The claim is believed to be the state’s first shareholder class action under the Supreme Court of Queensland’s new class action rules.
It is on behalf of shareholders who saw the value of their shares plummet by 85 per cent between August 2015 and June 2016.
About $500 million was slashed from Burleigh-based SurfStitch’s market capitalisation.
Quinn Emanuel partner and former Brisbane lawyer Damian Scattini said the matter should be filed this month.
He said the proposed action is on behalf of “hundreds” of aggrieved shareholders.
“They come from all over Australia but a lot are from southeast Queensland,” Mr Scattini said.
“Many of those affected are Gold Coasters who have done their dough.”
Mr Scattini said he believes the action will be resolved “pretty quickly”.
Vannin Capital director of investments, Pip Murphy, said the claim will allege that SurfStitch breached its disclosure obligations and engaged in misleading or deceptive conduct, in contravention of the Corporations Act and ASX Listing Rules.
It is the second planned class action against SurfStitch.
Rival law firm Gadens last year said it planned a $500 million class action against the company, alleging it failed to keep the market informed about its true financial position.

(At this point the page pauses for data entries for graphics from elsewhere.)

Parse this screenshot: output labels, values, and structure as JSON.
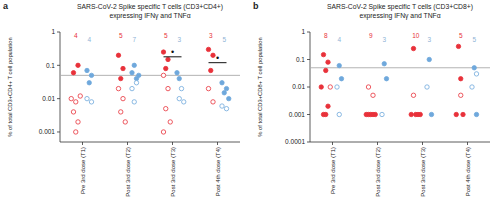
{
  "chart_data": [
    {
      "type": "scatter",
      "panel_label": "a",
      "title": "SARS-CoV-2 Spike specific T cells (CD3+CD4+)",
      "subtitle": "expressing IFNγ and TNFα",
      "y_label": "% of total CD3+CD4+ T cell population",
      "log": "y",
      "xlim": [
        -0.5,
        3.5
      ],
      "ylim": [
        0.0005,
        1
      ],
      "yticks": [
        0.001,
        0.01,
        0.1,
        1
      ],
      "xticks": [
        {
          "value": 0,
          "label": "Pre 3rd dose (T1)"
        },
        {
          "value": 1,
          "label": "Post 3rd dose (T2)"
        },
        {
          "value": 2,
          "label": "Post 3rd dose (T3)"
        },
        {
          "value": 3,
          "label": "Post 4th dose (T4)"
        }
      ],
      "reference_line": 0.05,
      "series": [
        {
          "color": "#e8313a",
          "marker": "filled",
          "x": [
            -0.2,
            -0.1,
            0.8,
            0.9,
            0.85,
            1.8,
            1.9,
            1.85,
            2.8,
            2.9,
            2.85
          ],
          "values": [
            0.06,
            0.1,
            0.2,
            0.08,
            0.04,
            0.25,
            0.15,
            0.08,
            0.3,
            0.2,
            0.07
          ]
        },
        {
          "color": "#e8313a",
          "marker": "open",
          "x": [
            -0.25,
            -0.15,
            -0.05,
            -0.2,
            -0.1,
            -0.15,
            0.8,
            0.9,
            0.85,
            0.95,
            1.8,
            1.9,
            1.85,
            1.95,
            1.8,
            2.8,
            2.9
          ],
          "values": [
            0.01,
            0.008,
            0.012,
            0.004,
            0.002,
            0.001,
            0.02,
            0.01,
            0.004,
            0.002,
            0.05,
            0.02,
            0.005,
            0.002,
            0.001,
            0.02,
            0.008
          ]
        },
        {
          "color": "#6fa8dc",
          "marker": "filled",
          "x": [
            0.1,
            0.2,
            0.15,
            1.1,
            1.2,
            1.15,
            1.25,
            2.15,
            2.1,
            3.1,
            3.2,
            3.15,
            3.25
          ],
          "values": [
            0.07,
            0.05,
            0.03,
            0.06,
            0.04,
            0.1,
            0.05,
            0.04,
            0.06,
            0.03,
            0.02,
            0.015,
            0.01
          ]
        },
        {
          "color": "#6fa8dc",
          "marker": "open",
          "x": [
            0.1,
            0.2,
            1.1,
            1.2,
            1.15,
            2.2,
            2.15,
            2.25,
            3.1,
            3.2
          ],
          "values": [
            0.01,
            0.008,
            0.02,
            0.03,
            0.008,
            0.02,
            0.01,
            0.008,
            0.006,
            0.005
          ]
        }
      ],
      "group_counts": [
        {
          "color": "#e8313a",
          "x": [
            -0.15,
            0.85,
            1.85,
            2.85
          ],
          "values": [
            4,
            5,
            5,
            3
          ]
        },
        {
          "color": "#8fb3d6",
          "x": [
            0.15,
            1.15,
            2.15,
            3.15
          ],
          "values": [
            4,
            7,
            3,
            5
          ]
        }
      ],
      "significance": [
        {
          "x1": 1.8,
          "x2": 2.2,
          "y": 0.18,
          "label": "•"
        },
        {
          "x1": 2.8,
          "x2": 3.2,
          "y": 0.12,
          "label": "•"
        }
      ]
    },
    {
      "type": "scatter",
      "panel_label": "b",
      "title": "SARS-CoV-2 Spike specific T cells (CD3+CD8+)",
      "subtitle": "expressing IFNγ and TNFα",
      "y_label": "% of total CD3+CD8+ T cell population",
      "log": "y",
      "xlim": [
        -0.5,
        3.5
      ],
      "ylim": [
        0.0001,
        1
      ],
      "yticks": [
        0.0001,
        0.001,
        0.01,
        0.1,
        1
      ],
      "xticks": [
        {
          "value": 0,
          "label": "Pre 3rd dose (T1)"
        },
        {
          "value": 1,
          "label": "Post 3rd dose (T2)"
        },
        {
          "value": 2,
          "label": "Post 3rd dose (T3)"
        },
        {
          "value": 3,
          "label": "Post 4th dose (T4)"
        }
      ],
      "reference_line": 0.05,
      "series": [
        {
          "color": "#e8313a",
          "marker": "filled",
          "x": [
            -0.2,
            -0.1,
            -0.15,
            -0.25,
            -0.1,
            -0.2,
            -0.15,
            0.8,
            0.85,
            0.9,
            0.95,
            0.75,
            1.8,
            1.85,
            1.9,
            1.75,
            1.95,
            2.8,
            2.85,
            2.9,
            2.75
          ],
          "values": [
            0.15,
            0.08,
            0.04,
            0.01,
            0.002,
            0.001,
            0.001,
            0.001,
            0.001,
            0.001,
            0.001,
            0.001,
            0.25,
            0.001,
            0.001,
            0.001,
            0.001,
            0.3,
            0.02,
            0.001,
            0.001
          ]
        },
        {
          "color": "#e8313a",
          "marker": "open",
          "x": [
            -0.05,
            0.8,
            0.9,
            1.8,
            2.85
          ],
          "values": [
            0.01,
            0.01,
            0.005,
            0.005,
            0.005
          ]
        },
        {
          "color": "#6fa8dc",
          "marker": "filled",
          "x": [
            0.15,
            0.2,
            1.15,
            1.2,
            2.15,
            2.2,
            3.15,
            3.2
          ],
          "values": [
            0.06,
            0.02,
            0.07,
            0.02,
            0.1,
            0.001,
            0.05,
            0.001
          ]
        },
        {
          "color": "#6fa8dc",
          "marker": "open",
          "x": [
            0.1,
            0.15,
            1.1,
            2.1,
            3.1,
            3.2
          ],
          "values": [
            0.01,
            0.001,
            0.001,
            0.01,
            0.01,
            0.03
          ]
        }
      ],
      "group_counts": [
        {
          "color": "#e8313a",
          "x": [
            -0.15,
            0.85,
            1.85,
            2.85
          ],
          "values": [
            8,
            9,
            10,
            5
          ]
        },
        {
          "color": "#8fb3d6",
          "x": [
            0.15,
            1.15,
            2.15,
            3.15
          ],
          "values": [
            4,
            3,
            3,
            5
          ]
        }
      ]
    }
  ]
}
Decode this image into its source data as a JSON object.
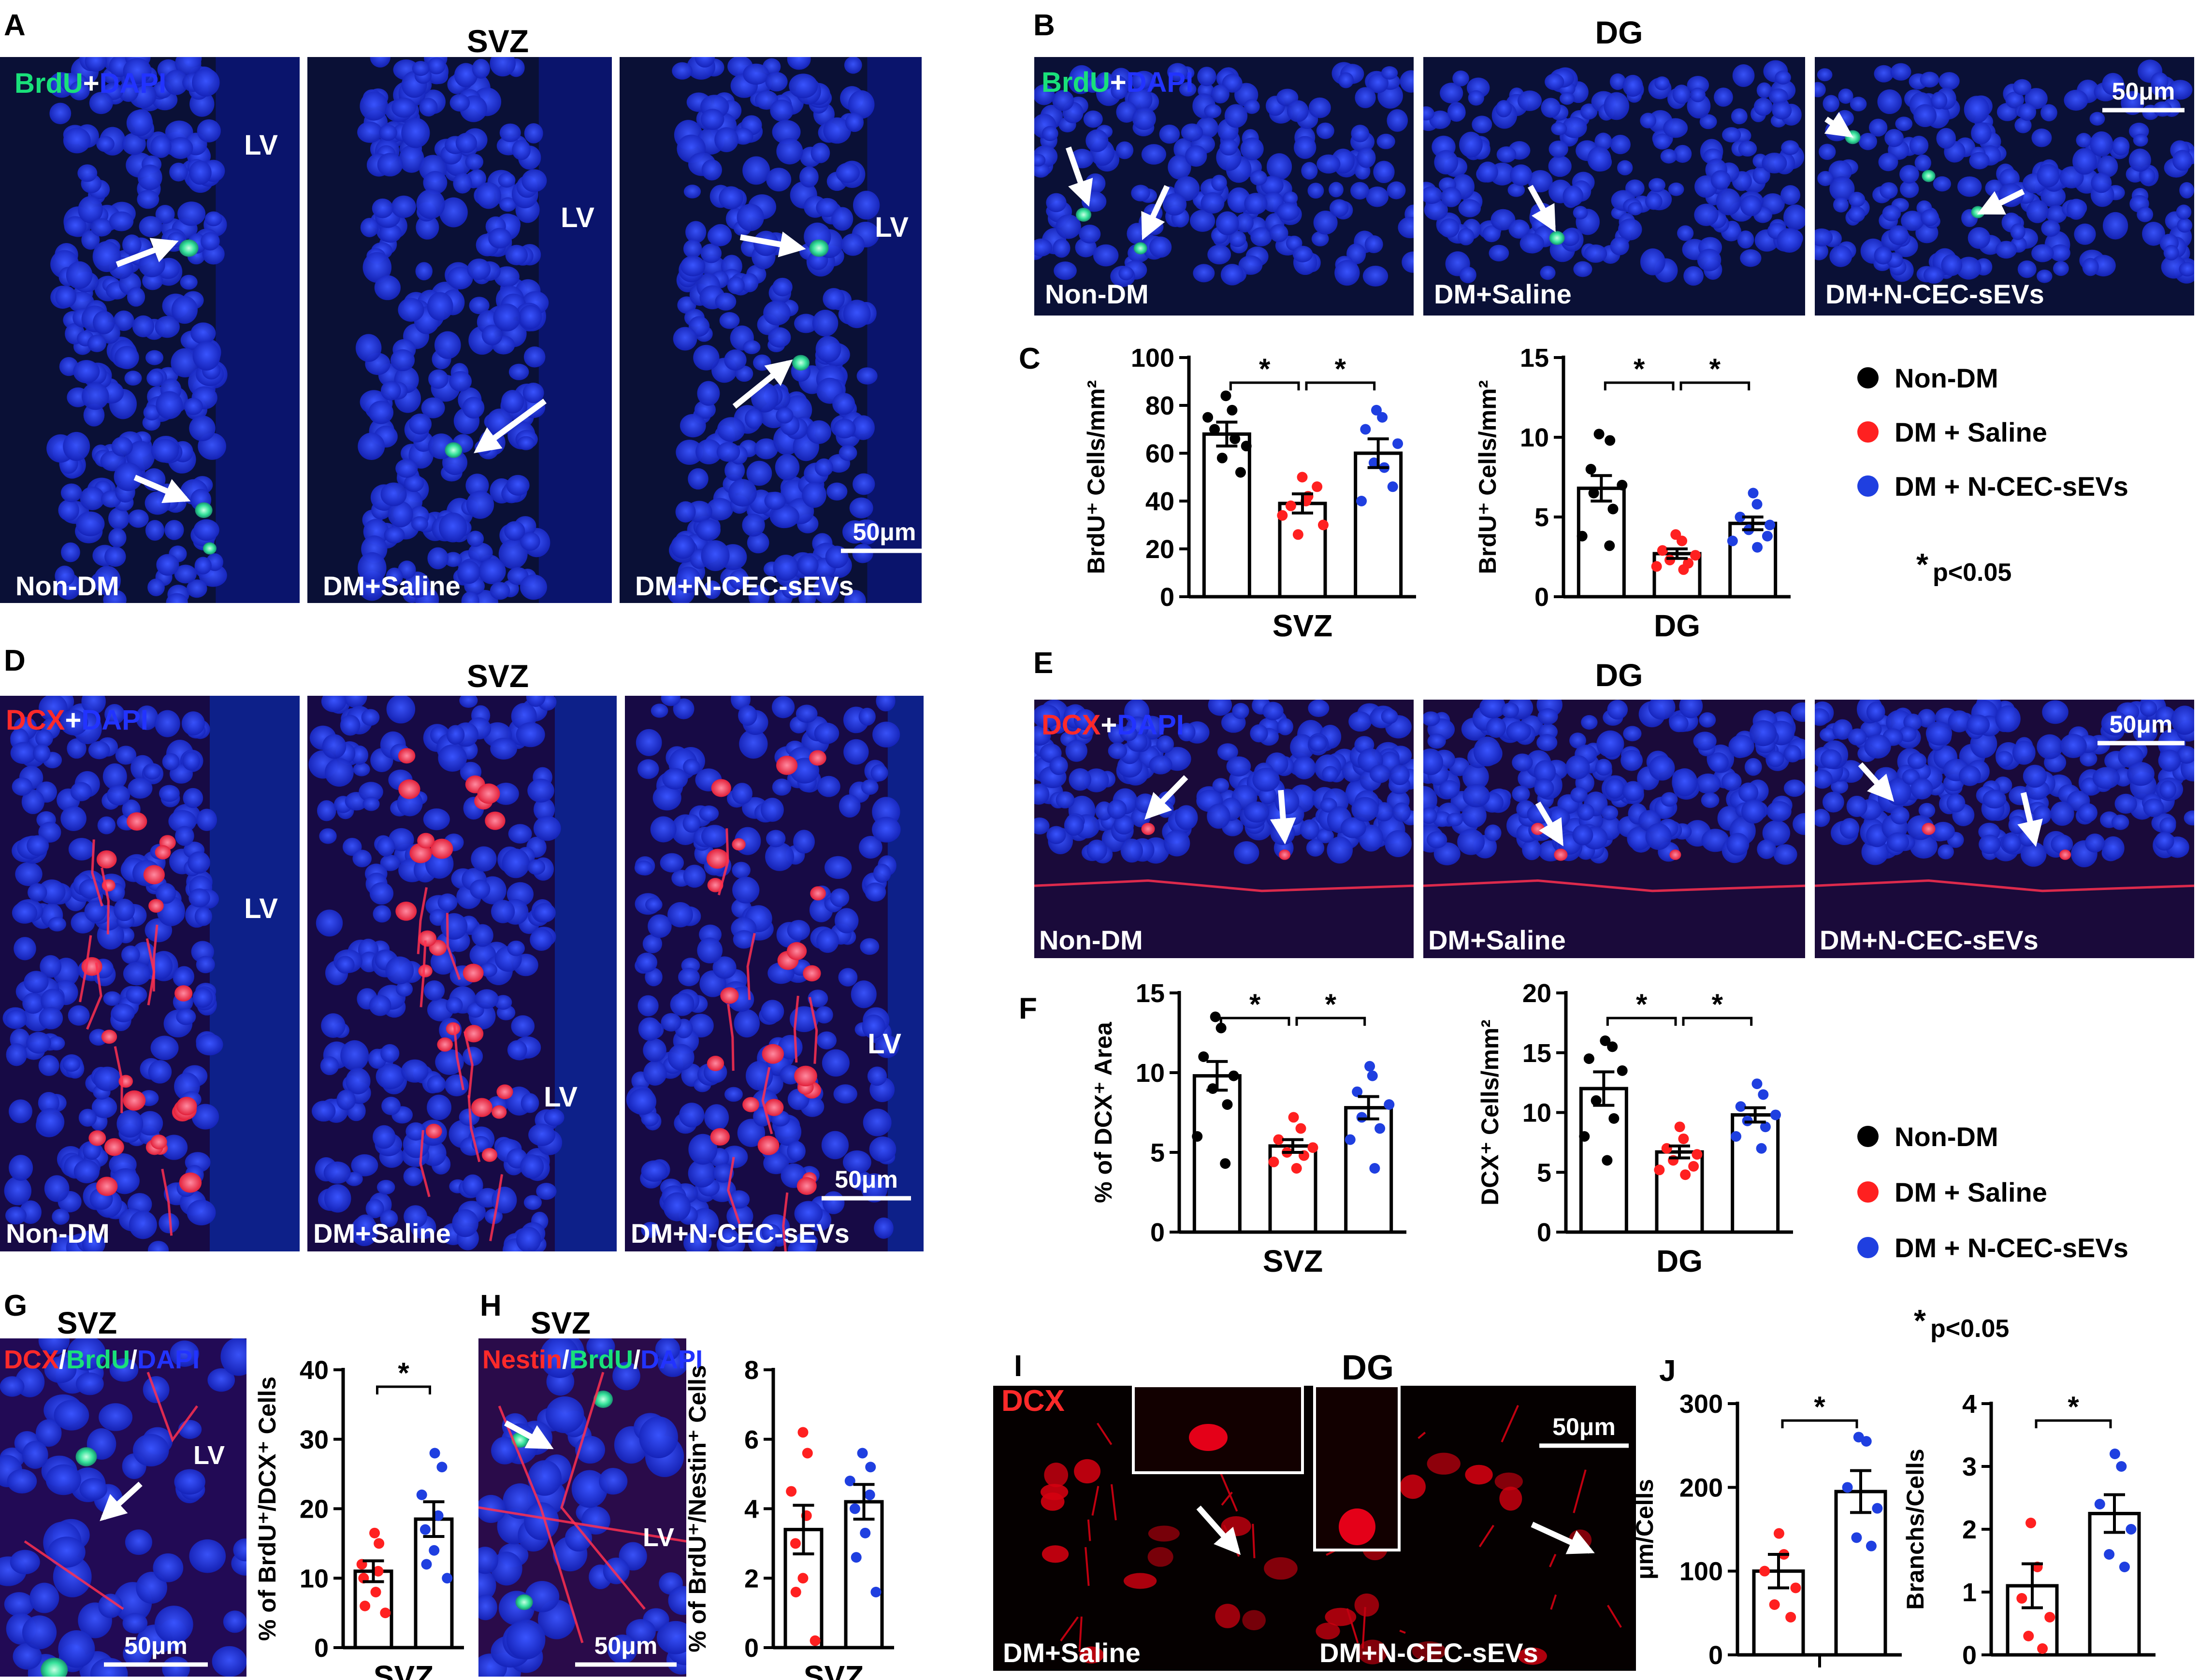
{
  "panel_labels": [
    "A",
    "B",
    "C",
    "D",
    "E",
    "F",
    "G",
    "H",
    "I",
    "J"
  ],
  "region_titles": {
    "A": "SVZ",
    "B": "DG",
    "D": "SVZ",
    "E": "DG",
    "G": "SVZ",
    "H": "SVZ",
    "I": "DG"
  },
  "stains": {
    "brdu_dapi": {
      "p1": "BrdU",
      "sep": "+",
      "p2": "DAPI"
    },
    "dcx_dapi": {
      "p1": "DCX",
      "sep": "+",
      "p2": "DAPI"
    },
    "dcx_brdu": {
      "p1": "DCX",
      "sep": "/",
      "p2": "BrdU",
      "sep2": "/",
      "p3": "DAPI"
    },
    "nestin_brdu": {
      "p1": "Nestin",
      "sep": "/",
      "p2": "BrdU",
      "sep2": "/",
      "p3": "DAPI"
    },
    "dcx": {
      "p1": "DCX"
    }
  },
  "groups": [
    "Non-DM",
    "DM+Saline",
    "DM+N-CEC-sEVs"
  ],
  "group_short_I": [
    "DM+Saline",
    "DM+N-CEC-sEVs"
  ],
  "lv": "LV",
  "scalebar": "50μm",
  "legend": {
    "items": [
      "Non-DM",
      "DM + Saline",
      "DM + N-CEC-sEVs"
    ],
    "colors": [
      "#000000",
      "#ff2020",
      "#1f3fe0"
    ]
  },
  "pnote": "p<0.05",
  "star": "*",
  "colors": {
    "nondm": "#000000",
    "saline": "#ff2020",
    "sevs": "#1f3fe0",
    "dapi": "#1c2bd0",
    "brdu": "#19e07a",
    "dcx": "#ff2a2a"
  },
  "chart_data": [
    {
      "id": "C-SVZ",
      "type": "bar",
      "categories": [
        "Non-DM",
        "DM + Saline",
        "DM + N-CEC-sEVs"
      ],
      "values": [
        68,
        39,
        60
      ],
      "sem": [
        5,
        4,
        6
      ],
      "ylim": [
        0,
        100
      ],
      "yticks": [
        0,
        20,
        40,
        60,
        80,
        100
      ],
      "ylabel": "BrdU⁺ Cells/mm²",
      "xlabel": "SVZ",
      "points": [
        [
          84,
          78,
          70,
          63,
          58,
          52,
          75,
          66
        ],
        [
          50,
          42,
          38,
          30,
          26,
          46,
          34,
          40
        ],
        [
          78,
          75,
          70,
          64,
          56,
          46,
          40,
          54
        ]
      ]
    },
    {
      "id": "C-DG",
      "type": "bar",
      "categories": [
        "Non-DM",
        "DM + Saline",
        "DM + N-CEC-sEVs"
      ],
      "values": [
        6.8,
        2.7,
        4.6
      ],
      "sem": [
        0.8,
        0.3,
        0.4
      ],
      "ylim": [
        0,
        15
      ],
      "yticks": [
        0,
        5,
        10,
        15
      ],
      "ylabel": "BrdU⁺ Cells/mm²",
      "xlabel": "DG",
      "points": [
        [
          10.2,
          9.8,
          8,
          7,
          6.5,
          5.5,
          3.8,
          3.2
        ],
        [
          3.9,
          3.5,
          2.9,
          2.6,
          2.3,
          2.1,
          1.9,
          1.7
        ],
        [
          6.5,
          5.8,
          5,
          4.5,
          4.2,
          3.8,
          3.5,
          3.1
        ]
      ]
    },
    {
      "id": "F-SVZ",
      "type": "bar",
      "categories": [
        "Non-DM",
        "DM + Saline",
        "DM + N-CEC-sEVs"
      ],
      "values": [
        9.8,
        5.4,
        7.8
      ],
      "sem": [
        0.9,
        0.4,
        0.7
      ],
      "ylim": [
        0,
        15
      ],
      "yticks": [
        0,
        5,
        10,
        15
      ],
      "ylabel": "% of DCX⁺ Area",
      "xlabel": "SVZ",
      "points": [
        [
          13.5,
          12.8,
          11,
          9.8,
          9,
          8,
          6,
          4.3
        ],
        [
          7.2,
          6.5,
          5.8,
          5.3,
          5,
          4.8,
          4.4,
          4
        ],
        [
          10.4,
          9.8,
          8.8,
          8,
          7.2,
          6.5,
          5.8,
          4
        ]
      ]
    },
    {
      "id": "F-DG",
      "type": "bar",
      "categories": [
        "Non-DM",
        "DM + Saline",
        "DM + N-CEC-sEVs"
      ],
      "values": [
        12,
        6.7,
        9.8
      ],
      "sem": [
        1.4,
        0.5,
        0.6
      ],
      "ylim": [
        0,
        20
      ],
      "yticks": [
        0,
        5,
        10,
        15,
        20
      ],
      "ylabel": "DCX⁺ Cells/mm²",
      "xlabel": "DG",
      "points": [
        [
          16,
          15.5,
          14.5,
          13.5,
          11,
          9.5,
          8,
          6
        ],
        [
          8.8,
          7.8,
          7,
          6.5,
          6,
          5.5,
          5.2,
          4.8
        ],
        [
          12.4,
          11.5,
          10.5,
          9.8,
          9.3,
          8.8,
          8,
          7
        ]
      ]
    },
    {
      "id": "G",
      "type": "bar",
      "categories": [
        "DM + Saline",
        "DM + N-CEC-sEVs"
      ],
      "values": [
        11,
        18.5
      ],
      "sem": [
        1.5,
        2.5
      ],
      "ylim": [
        0,
        40
      ],
      "yticks": [
        0,
        10,
        20,
        30,
        40
      ],
      "ylabel": "% of BrdU⁺/DCX⁺ Cells",
      "xlabel": "SVZ",
      "points": [
        [
          16.5,
          15,
          12,
          11,
          10,
          8,
          6,
          5
        ],
        [
          28,
          26,
          22,
          19,
          17,
          14,
          12,
          10
        ]
      ]
    },
    {
      "id": "H",
      "type": "bar",
      "categories": [
        "DM + Saline",
        "DM + N-CEC-sEVs"
      ],
      "values": [
        3.4,
        4.2
      ],
      "sem": [
        0.7,
        0.5
      ],
      "ylim": [
        0,
        8
      ],
      "yticks": [
        0,
        2,
        4,
        6,
        8
      ],
      "ylabel": "% of BrdU⁺/Nestin⁺ Cells",
      "xlabel": "SVZ",
      "points": [
        [
          6.2,
          5.6,
          4.5,
          3.8,
          3,
          2,
          1.6,
          0.2
        ],
        [
          5.6,
          5.2,
          4.8,
          4.4,
          4,
          3.3,
          2.6,
          1.6
        ]
      ]
    },
    {
      "id": "J-len",
      "type": "bar",
      "categories": [
        "DM + Saline",
        "DM + N-CEC-sEVs"
      ],
      "values": [
        100,
        195
      ],
      "sem": [
        20,
        25
      ],
      "ylim": [
        0,
        300
      ],
      "yticks": [
        0,
        100,
        200,
        300
      ],
      "ylabel": "μm/Cells",
      "xlabel": "",
      "points": [
        [
          145,
          120,
          100,
          80,
          60,
          45
        ],
        [
          260,
          255,
          200,
          175,
          140,
          130
        ]
      ]
    },
    {
      "id": "J-br",
      "type": "bar",
      "categories": [
        "DM + Saline",
        "DM + N-CEC-sEVs"
      ],
      "values": [
        1.1,
        2.25
      ],
      "sem": [
        0.35,
        0.3
      ],
      "ylim": [
        0,
        4
      ],
      "yticks": [
        0,
        1,
        2,
        3,
        4
      ],
      "ylabel": "Branchs/Cells",
      "xlabel": "",
      "points": [
        [
          2.1,
          1.4,
          0.9,
          0.6,
          0.3,
          0.1
        ],
        [
          3.2,
          3,
          2.4,
          2,
          1.6,
          1.4
        ]
      ]
    }
  ]
}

Glenn McGowan QC, who then said he had been “deluged” with calls from irate mum and dad investors, most from Queensland, some of whom had lost their life savings after investing in SurfStitch, said the proposed action is still proceeding.
A SurfStitch spokeswoman said “nothing has been lodged” and “the company is focused on ensuring the business runs as efficiently as possible.”
After three profit downgrades in 2016, three different chief executives and the exit of the majority of its board of directors, SurfStitch’s share price, which traded as high as $2.13 in November 2015, fell as low as 10¢ last year.
They closed yesterday 12.5 per cent higher at 13.5¢.